I found this book on a list of "If you enjoy House of Cards, then try..." This book can appeal to literature snobs, political junkies, and people who enjoy the parts of Game of a Thrones that don't involve magical dragons. Don't give up if you're put off by the second person present tense that creeps up from time to time---this book puts readers in the room at the most shocking turning points in history.

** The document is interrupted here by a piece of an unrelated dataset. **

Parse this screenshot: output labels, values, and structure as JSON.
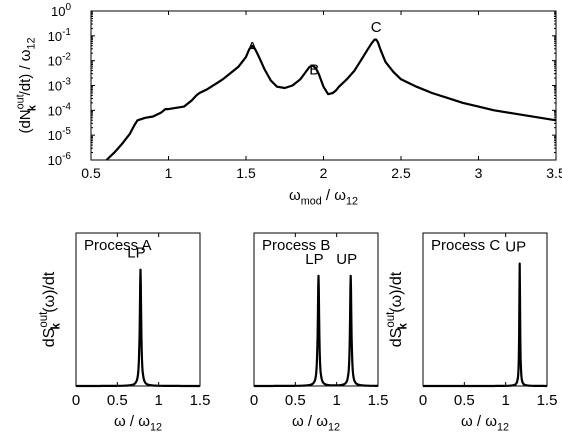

Wolf Hall focuses on the early career of Thomas Cromwell who was to become of one Henry VIII's top officials. Mantel takes great care in creating a plausible and likable character. This is important because as you go on to the second book Bring up the Bodies, Thomas Cromwell is also revealed as efficient hatchet man for Henry VIII.The book is rich in historical details about how people lived, their houses, their social relationships etc. I found this very interesting. As Cromwell prospered, his household expanded but not necessarily with servants but with young men he was training or people he was taking care of.